Among the hundreds of college quarterbacks in America, Donavan Tate might have the most intriguing and unusual backstory: After being drafted out of high school with the third pick in the 2009 MLB draft by the San Diego Padres, he struggled with injuries and substance addiction and never made it to the major leagues. Now he's a 26-year-old freshman quarterback at the University of Arizona, seeking one last chance to make it as a pro athlete. He spoke to B/R's Michael Weinreb about overcoming his troubles, and about his hopes for the future.

I can't imagine I'll ever forget the day I began to change my life, but in case I ever do, it's literally tattooed on my right shoulder: January 27, 2013. I was in northern California, checking into a rehab facility thousands of miles from my hometown in Georgia, and I still wasn't entirely sure what I was doing there. A couple of days to detox, I thought to myself, to get my mind straight and get the drugs out of my system, and then I'll be out of here as fast I can.

I'd almost made it to rehab a few weeks earlier when my mom helped stage an intervention for me. I'd flown all the way to San Francisco Airport after telling her I wanted to do this alone, and I stood at the gate, knowing my counselor was waiting outside. And then I changed my mind, slept at the airport overnight, turned around and flew back to Georgia, and partied with my friends for a couple more weeks.

It was a struggle for me to admit to myself that I needed the help. I'd already been to a monthlong rehab in Tucson, Arizona, a couple of years earlier, after being suspended 50 games for a violation of Major League Baseball's drug policy, but I wasn't ready to confront my demons then either. I was an elite athlete, after all, a bonus baby center fielder with a fat bank account working my way up the minor league ladder. I assumed I could get to the big leagues whether I kept using or not. How bad could it be?

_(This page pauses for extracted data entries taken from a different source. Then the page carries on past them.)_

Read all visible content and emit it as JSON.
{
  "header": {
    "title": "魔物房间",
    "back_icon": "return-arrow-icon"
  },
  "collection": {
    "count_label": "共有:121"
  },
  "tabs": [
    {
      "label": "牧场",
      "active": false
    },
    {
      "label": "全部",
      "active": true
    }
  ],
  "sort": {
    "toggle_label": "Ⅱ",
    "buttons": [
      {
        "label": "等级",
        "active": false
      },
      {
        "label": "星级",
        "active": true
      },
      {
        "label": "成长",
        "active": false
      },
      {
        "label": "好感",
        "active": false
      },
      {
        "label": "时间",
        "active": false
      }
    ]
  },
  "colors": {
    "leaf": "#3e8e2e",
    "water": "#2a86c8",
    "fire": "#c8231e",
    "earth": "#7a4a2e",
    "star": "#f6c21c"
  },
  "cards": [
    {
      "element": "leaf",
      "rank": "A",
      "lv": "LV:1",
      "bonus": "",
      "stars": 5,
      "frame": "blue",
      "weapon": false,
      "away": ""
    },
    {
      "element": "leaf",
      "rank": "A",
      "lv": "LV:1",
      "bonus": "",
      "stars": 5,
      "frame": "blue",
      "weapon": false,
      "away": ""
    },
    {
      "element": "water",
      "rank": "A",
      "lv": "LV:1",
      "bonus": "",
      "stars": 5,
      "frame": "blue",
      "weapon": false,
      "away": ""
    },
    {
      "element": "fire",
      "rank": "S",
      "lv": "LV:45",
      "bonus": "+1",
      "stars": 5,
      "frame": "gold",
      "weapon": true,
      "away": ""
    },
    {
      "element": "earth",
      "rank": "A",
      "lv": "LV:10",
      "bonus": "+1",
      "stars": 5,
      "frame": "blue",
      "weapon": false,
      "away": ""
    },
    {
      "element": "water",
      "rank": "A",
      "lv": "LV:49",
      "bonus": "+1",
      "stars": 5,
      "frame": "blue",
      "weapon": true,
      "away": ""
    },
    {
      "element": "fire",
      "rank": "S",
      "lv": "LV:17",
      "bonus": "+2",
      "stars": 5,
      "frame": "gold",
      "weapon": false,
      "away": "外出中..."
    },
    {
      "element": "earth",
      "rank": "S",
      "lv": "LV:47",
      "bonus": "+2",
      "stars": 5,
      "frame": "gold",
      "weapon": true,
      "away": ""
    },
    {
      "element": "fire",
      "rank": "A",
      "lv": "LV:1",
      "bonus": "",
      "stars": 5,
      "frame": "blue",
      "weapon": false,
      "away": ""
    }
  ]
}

I'd been drinking heavily for a few years—I would have drunk all day long if I could—and I'd smoke weed sometimes, but I'd recently started hanging around with the some of the same friends I'd known since I was a star football and baseball player at Cartersville High School. I also got into harder drugs for the first time. I'd been drafted third overall by the Padres out of high school in 2009 and been given a club-record $6.25 million signing bonus, but injuries and my addictions caught up with me that winter. I don't like to use the whole "rock-bottom" cliche, but you can call it whatever you want. So when my mom held a second intervention—this time she even brought in someone from my agent's office, and the dude from the rehab place was there, too, to hold my hand every step of the way—I figured I'd at least give it a try for her sake.